Do not touch the camera’s shutter. In most cameras it’s very very delicate. Even a blast of compressed air could screw it up.
If the controls all move smoothly and accurately with no play or grinding, you should be ok. Get some lens cleaner from an eyeglass shop. Never squirt the cleaner directly onto a lens or camera body! Apply it to a lens cleaning cloth (no paper products!) or q-tip. A can of compressed air or a blower brush will get dust out of the nooks and crannies.
If the camera is pretty dirty or dusty, it might be best to have it professionally cleaned. I’ve had several ancient camera bodies done for <$100 each.

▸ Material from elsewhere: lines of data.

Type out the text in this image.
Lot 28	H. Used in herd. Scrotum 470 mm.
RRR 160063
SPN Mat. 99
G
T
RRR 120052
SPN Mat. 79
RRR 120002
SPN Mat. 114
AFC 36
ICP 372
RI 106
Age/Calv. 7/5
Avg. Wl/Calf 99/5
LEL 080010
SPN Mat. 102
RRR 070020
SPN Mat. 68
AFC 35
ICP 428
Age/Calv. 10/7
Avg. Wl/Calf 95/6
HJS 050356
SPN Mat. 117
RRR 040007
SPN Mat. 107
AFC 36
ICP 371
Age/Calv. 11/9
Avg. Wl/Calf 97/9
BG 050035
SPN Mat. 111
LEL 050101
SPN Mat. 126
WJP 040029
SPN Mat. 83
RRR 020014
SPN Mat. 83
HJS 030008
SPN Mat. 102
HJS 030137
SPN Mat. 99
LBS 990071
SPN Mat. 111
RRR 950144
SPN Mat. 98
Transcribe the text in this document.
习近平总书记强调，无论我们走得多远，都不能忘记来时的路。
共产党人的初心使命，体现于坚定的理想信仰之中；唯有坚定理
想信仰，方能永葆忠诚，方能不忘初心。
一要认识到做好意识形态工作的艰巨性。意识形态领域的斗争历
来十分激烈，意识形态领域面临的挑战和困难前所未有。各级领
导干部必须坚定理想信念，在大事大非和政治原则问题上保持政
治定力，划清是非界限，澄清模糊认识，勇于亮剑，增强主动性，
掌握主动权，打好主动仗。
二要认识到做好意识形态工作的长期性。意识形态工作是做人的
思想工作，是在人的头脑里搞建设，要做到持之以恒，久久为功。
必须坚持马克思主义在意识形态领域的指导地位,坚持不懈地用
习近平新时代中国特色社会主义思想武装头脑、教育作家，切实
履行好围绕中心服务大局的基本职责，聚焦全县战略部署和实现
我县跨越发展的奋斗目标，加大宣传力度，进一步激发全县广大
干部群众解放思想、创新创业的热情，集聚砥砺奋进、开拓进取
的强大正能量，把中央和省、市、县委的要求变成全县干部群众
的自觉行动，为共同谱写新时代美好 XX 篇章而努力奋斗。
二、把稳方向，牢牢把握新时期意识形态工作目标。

The came back immaculate and in tip-top condition.
To expand on Padeye’s camera test:
Get a roll of 100 ASA slide film. This will just be a test roll, so you don’t need a slide projector or anything. Use slide because what you want to test will not be visible in prints. (This is because any over- or under-exposure on the negative is corrected when the print is made.) You could just look at the negatives, but it’s easier with slides. And I like slides. Everyone should use slides.
On a clear sunny day, point the camera at the sky, but well away from the sun. No ground, no telephone poles, no clouds, just blue sky. Take a series of exposures at the following settings:
1/2000 at f4
1/1000 at f5.6
1/500 at f8
1/250 at f11
1/125 at f16
1/60 at f22
Take note of which exposure number had what exposure. This will test if your camera’s exposure settings are consistent. When you get your film back from the processor, compare your blue sky exposures to each other by holding them up together in front of a window. They should all have basically the same color blue. A tiny bit of variation is ok, though.
Your camera probably has some kind of exposure meter. It’s probably a needle or a series of tiny lights in the viewfinder. Checking the accuracy of that is a little tougher. As Padeye said, a medium tone in bright sunlight should meter f16 at 1/125 using 100 ASA film. A gray card is best, but grass is pretty close to medium.
You could also borrow a friend’s camera (which has an exposure meter, of course) and compare the reading that each camera takes of the same subject at the same time. Make sure that neither lens has a filter on it, both cameras are set for the same film speed, and no zoom lenses are mounted (most zoom lenses shift the effective aperture as they are zoomed. The camera’s meter accounts for this, making it not a problem in normal use but it will screw up the comparison test.) Both cameras should give the same reading, within 1/3 of a stop or so.